Increasingly you notice the vehicle ahead of you does not promptly move forward on the green light (because a mobile device is being used). Alternatively, you regularly see the driver beside you using a cell phone while stopped at a red light or during very aggravating stop-and-go gridlock on the 401. You likely also see drivers still talking or texting on their phone while actually driving.
Even holding your mobile device while operating a motor vehicle is a criminal office in Ontario. Yes, that includes while stopped in frustrating traffic and while waiting for the traffic light to turn green.
In Ontario, "[n]o person shall drive a motor vehicle on a highway while holding or using a hand-held wireless communication device or other prescribed device that is capable of receiving or transmitting telephone communications, electronic data, mail or text messages."
Of course, there has been litigation about the scope and meaning of this, including what it means to be holding your mobile device in your vehicle.
Effectively, Ontario Courts have strongly affirmed a total prohibition against even holding your device in your vehicle if you are operating your vehicle at the time for any purpose.
Case in Point:
R. v. Kazemi, a 2013 criminal case decided by the Court of Appeal. It was asked to consider what it means to hold or use a handheld device in the context of operating a vehicle.
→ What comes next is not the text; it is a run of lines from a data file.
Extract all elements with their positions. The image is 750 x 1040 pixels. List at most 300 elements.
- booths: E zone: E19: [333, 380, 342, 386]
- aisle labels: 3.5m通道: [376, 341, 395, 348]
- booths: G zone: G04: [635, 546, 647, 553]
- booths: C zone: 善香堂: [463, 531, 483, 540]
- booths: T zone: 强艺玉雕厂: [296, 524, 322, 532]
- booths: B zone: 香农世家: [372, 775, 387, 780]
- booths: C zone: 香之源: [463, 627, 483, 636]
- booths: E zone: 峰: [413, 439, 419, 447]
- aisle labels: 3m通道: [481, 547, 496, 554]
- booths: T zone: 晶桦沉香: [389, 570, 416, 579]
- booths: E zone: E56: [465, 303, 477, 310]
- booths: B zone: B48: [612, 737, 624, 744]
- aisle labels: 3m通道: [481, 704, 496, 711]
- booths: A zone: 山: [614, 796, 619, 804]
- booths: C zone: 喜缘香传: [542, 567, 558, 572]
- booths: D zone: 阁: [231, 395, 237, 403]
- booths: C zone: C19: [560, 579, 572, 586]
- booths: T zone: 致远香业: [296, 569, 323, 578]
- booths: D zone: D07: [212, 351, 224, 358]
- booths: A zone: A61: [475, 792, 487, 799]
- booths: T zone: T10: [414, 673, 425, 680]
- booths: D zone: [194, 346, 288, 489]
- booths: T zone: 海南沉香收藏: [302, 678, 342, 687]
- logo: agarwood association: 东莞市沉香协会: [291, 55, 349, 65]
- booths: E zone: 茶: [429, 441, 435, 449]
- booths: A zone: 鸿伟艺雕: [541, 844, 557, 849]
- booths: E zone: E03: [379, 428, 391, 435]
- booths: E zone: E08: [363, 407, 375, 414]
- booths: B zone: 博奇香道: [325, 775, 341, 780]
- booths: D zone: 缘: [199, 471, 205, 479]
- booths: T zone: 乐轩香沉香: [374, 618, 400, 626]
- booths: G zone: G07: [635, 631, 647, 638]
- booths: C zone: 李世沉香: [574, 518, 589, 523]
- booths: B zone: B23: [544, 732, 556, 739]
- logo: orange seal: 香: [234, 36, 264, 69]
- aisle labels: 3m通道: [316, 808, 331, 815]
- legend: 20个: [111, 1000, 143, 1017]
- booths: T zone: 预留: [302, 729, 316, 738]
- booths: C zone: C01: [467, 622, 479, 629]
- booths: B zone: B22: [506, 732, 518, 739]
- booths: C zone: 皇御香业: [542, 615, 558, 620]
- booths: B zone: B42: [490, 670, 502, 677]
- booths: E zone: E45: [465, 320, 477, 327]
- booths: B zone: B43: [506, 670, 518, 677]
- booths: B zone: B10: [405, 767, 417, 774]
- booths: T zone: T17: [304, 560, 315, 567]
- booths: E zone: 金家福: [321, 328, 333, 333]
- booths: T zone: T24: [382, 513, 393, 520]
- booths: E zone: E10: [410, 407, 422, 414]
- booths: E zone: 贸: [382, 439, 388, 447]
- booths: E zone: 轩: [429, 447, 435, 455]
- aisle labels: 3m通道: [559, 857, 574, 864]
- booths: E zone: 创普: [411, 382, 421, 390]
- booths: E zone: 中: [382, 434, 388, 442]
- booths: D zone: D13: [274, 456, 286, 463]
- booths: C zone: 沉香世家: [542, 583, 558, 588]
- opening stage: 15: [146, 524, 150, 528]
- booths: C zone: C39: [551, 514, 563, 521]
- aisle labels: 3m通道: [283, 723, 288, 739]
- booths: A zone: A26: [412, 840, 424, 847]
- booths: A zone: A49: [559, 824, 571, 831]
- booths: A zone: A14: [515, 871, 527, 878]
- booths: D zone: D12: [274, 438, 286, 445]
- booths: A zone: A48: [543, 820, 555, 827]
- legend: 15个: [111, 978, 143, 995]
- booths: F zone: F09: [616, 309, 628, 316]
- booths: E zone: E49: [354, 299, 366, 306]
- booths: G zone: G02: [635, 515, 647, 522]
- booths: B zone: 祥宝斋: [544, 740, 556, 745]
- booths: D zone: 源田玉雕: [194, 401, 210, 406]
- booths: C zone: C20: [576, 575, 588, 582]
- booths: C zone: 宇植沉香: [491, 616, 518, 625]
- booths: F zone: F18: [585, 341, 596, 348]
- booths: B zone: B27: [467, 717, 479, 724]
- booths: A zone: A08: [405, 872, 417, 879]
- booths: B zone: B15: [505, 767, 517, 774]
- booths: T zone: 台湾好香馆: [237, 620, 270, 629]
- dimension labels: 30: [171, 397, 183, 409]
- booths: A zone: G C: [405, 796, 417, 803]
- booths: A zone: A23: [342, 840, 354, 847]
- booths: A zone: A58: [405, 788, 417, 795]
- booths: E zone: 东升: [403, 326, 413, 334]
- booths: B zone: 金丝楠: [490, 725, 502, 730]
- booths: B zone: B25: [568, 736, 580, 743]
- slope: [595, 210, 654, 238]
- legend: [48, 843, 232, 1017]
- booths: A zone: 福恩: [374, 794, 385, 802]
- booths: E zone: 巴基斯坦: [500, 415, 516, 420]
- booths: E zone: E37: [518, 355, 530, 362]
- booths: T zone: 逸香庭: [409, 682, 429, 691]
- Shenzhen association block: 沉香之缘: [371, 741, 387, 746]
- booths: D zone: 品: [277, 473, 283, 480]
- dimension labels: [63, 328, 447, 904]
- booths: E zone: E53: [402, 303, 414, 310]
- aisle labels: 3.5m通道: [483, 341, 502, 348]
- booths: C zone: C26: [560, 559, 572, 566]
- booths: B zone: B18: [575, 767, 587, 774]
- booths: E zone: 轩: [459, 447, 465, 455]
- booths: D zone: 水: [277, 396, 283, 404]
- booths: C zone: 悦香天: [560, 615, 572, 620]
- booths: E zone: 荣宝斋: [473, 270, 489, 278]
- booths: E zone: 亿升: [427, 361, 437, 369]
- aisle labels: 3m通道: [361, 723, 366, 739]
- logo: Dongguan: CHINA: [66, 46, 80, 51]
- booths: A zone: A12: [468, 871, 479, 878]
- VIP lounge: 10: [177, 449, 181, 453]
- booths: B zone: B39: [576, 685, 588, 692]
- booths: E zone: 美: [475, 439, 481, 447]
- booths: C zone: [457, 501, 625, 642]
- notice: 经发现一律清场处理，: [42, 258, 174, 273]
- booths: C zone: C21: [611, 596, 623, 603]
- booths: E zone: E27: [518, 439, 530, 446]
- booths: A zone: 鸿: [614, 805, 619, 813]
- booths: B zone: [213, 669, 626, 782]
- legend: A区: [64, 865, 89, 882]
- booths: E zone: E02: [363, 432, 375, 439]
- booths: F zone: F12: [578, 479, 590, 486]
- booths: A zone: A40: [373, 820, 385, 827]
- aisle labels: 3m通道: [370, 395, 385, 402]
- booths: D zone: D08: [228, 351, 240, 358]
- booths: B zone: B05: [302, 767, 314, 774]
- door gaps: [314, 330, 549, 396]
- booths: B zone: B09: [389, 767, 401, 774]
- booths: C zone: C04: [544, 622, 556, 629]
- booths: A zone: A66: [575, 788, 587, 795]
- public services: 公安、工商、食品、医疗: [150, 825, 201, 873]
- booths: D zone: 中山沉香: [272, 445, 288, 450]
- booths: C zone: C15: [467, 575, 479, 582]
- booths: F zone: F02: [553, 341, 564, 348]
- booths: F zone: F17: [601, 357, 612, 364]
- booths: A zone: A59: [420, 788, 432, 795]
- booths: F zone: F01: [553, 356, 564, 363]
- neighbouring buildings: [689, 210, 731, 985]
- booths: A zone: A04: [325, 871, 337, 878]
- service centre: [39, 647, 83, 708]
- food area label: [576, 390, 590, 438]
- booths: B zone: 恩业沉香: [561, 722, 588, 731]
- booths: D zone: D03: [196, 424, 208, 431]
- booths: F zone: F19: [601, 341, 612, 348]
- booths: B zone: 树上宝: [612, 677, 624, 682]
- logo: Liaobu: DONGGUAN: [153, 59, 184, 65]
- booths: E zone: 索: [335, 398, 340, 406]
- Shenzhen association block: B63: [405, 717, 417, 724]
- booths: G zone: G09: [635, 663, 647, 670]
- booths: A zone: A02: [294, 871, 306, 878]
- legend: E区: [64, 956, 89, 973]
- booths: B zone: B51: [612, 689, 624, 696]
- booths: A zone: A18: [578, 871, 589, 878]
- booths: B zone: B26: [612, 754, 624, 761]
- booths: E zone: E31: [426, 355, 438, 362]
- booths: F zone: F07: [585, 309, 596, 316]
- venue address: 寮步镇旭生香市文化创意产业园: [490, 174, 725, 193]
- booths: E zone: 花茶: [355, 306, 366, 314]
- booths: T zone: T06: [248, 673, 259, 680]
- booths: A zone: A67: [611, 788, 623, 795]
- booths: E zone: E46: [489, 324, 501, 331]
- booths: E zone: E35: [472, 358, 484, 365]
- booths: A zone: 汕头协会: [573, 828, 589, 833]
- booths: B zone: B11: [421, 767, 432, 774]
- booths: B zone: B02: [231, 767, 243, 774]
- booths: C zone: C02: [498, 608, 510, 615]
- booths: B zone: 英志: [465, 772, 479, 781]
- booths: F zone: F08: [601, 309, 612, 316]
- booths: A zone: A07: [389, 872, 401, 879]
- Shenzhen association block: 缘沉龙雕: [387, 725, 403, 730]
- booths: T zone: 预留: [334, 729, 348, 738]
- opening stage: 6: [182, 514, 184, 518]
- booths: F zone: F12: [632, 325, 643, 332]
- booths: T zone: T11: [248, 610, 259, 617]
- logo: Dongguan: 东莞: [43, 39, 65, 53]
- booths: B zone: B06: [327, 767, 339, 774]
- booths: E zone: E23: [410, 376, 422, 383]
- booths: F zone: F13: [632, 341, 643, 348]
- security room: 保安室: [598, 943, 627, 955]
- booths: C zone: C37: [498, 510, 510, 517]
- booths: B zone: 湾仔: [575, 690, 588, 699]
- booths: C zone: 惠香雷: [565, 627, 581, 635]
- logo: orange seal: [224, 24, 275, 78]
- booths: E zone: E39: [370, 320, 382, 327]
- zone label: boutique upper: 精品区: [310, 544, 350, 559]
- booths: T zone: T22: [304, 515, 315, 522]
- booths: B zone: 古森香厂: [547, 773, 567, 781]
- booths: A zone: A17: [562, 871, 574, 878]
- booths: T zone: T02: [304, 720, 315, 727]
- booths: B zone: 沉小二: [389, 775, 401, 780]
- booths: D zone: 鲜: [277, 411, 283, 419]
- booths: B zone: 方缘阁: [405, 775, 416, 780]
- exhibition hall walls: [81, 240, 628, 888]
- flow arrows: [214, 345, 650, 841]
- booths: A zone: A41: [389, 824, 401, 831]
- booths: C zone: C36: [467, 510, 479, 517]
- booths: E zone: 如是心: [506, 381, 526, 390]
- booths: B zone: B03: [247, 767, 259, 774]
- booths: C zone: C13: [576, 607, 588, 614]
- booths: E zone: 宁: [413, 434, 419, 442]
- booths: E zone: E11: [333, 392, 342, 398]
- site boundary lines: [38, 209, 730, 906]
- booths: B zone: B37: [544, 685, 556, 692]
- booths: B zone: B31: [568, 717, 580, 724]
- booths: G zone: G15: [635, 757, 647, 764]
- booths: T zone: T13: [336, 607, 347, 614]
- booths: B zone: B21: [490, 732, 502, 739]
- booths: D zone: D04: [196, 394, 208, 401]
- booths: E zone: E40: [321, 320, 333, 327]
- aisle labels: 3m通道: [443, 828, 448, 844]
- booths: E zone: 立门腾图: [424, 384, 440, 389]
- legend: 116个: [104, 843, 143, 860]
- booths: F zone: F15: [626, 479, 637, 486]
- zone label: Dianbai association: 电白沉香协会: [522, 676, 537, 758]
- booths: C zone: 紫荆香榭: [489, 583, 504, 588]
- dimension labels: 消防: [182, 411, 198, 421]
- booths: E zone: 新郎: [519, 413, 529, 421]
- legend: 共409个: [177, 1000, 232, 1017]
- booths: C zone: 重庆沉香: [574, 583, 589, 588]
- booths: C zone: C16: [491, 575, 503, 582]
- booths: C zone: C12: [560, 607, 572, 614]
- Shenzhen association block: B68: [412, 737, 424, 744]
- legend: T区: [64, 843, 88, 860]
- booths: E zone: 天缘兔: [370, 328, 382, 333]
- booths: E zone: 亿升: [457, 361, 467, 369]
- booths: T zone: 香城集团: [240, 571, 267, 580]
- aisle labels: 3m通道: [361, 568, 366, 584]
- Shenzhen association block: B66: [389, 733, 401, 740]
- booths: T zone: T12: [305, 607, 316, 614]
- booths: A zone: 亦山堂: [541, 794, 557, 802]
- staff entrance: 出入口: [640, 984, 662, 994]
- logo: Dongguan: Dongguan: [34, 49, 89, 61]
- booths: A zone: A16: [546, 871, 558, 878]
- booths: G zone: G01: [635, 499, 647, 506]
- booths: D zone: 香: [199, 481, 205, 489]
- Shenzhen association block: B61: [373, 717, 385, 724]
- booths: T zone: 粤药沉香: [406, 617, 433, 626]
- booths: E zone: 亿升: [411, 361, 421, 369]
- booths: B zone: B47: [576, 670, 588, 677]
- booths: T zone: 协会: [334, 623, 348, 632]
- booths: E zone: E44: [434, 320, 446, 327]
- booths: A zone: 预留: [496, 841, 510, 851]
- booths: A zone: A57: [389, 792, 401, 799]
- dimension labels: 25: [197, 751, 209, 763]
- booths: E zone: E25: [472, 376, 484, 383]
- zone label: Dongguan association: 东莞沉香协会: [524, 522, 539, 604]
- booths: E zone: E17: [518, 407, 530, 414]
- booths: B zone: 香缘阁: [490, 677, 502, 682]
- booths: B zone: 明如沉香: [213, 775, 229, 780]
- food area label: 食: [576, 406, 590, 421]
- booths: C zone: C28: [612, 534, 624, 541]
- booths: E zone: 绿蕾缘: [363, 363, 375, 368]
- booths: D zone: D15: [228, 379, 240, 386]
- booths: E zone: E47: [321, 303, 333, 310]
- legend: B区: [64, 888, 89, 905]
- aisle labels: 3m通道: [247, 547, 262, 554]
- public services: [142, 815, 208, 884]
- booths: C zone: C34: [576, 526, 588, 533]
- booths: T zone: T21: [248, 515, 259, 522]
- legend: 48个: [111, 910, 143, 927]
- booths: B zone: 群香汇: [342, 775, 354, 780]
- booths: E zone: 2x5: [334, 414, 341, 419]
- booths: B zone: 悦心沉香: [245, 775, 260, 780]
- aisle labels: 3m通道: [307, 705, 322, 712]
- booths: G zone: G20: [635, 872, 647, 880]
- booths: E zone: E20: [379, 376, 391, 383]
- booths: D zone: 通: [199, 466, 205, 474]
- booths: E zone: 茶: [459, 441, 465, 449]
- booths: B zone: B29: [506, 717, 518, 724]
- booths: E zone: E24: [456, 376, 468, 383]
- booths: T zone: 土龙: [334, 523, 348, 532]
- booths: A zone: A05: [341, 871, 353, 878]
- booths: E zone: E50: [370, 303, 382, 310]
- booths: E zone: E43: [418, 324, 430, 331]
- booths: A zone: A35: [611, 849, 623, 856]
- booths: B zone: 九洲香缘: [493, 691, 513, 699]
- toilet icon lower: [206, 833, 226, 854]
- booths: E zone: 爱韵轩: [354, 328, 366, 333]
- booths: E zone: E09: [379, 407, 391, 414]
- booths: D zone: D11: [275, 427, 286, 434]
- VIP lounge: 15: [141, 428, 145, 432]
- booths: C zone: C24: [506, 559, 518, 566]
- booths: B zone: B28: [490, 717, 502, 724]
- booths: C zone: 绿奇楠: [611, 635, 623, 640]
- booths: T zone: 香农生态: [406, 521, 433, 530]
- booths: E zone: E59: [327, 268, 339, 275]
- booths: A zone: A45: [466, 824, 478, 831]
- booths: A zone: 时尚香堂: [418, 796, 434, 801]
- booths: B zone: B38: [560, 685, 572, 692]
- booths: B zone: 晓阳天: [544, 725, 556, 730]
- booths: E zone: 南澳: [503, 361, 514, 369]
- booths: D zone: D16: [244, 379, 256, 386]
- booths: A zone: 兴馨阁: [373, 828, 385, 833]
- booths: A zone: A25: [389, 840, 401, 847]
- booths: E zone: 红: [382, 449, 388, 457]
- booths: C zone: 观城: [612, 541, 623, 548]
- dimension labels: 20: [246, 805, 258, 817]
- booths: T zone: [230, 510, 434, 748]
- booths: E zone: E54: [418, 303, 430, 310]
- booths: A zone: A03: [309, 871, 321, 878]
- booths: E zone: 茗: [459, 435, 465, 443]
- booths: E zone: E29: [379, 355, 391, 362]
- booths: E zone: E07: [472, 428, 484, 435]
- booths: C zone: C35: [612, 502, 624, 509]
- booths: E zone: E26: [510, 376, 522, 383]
A police officer noticed a driver with her mobile device in her hand while stopped at a red light. When she was pulled over, the driver told the police officer that her cell phone had been on the seat of her car, but that it had previously dropped to the floor when she braked for the traffic light.
The driver claimed that when the officer saw her with the cell phone in her hand, she had only been picking it up from the floor while safely stopped at a red light.
She was charged with distracted driving.
The Court had to decide whether her actions constituted a holding or using of a hand-held wireless communication device.
Ultimately, after several lower Court’s decisions, the Court of Appeal convicted the driver for distracted driving, holding that the driver's actions did constitute the holding of a cell phone.
Specifically, the Court of Appeal held: "[r]oad safety is best ensured by a complete prohibition on having a cell phone in one's hand at all while driving. A complete prohibition also best focuses a driver's undivided attention on driving."
Employers – Take Note:
This has implications for employers in Ontario, too. Health and safety legislation in Ontario, such as the Occupational Health and Safety Act, requires employers to protect the health and safety of workers in their workplaces. A 'workplace' includes a vehicle used for work purposes.
Therefore, employers need to take steps that their employees do not use or hold mobile devices in the course of employment while operating a vehicle.
Employers should have a policy governing the permitted use of hand held devices and give limitations or prohibitions on that use, particularly when driving, along with a statement that disciplinary action will be taken for violations of the policy. Employers should also make sure that employees are properly trained on the policy and reminded of it on a regular basis, like any other workplace policy.
This WARDSPC BLAWG is for general information only. It is not legal advice, or intended to be. Specific or more information may be necessary before advice could be provided for your circumstances.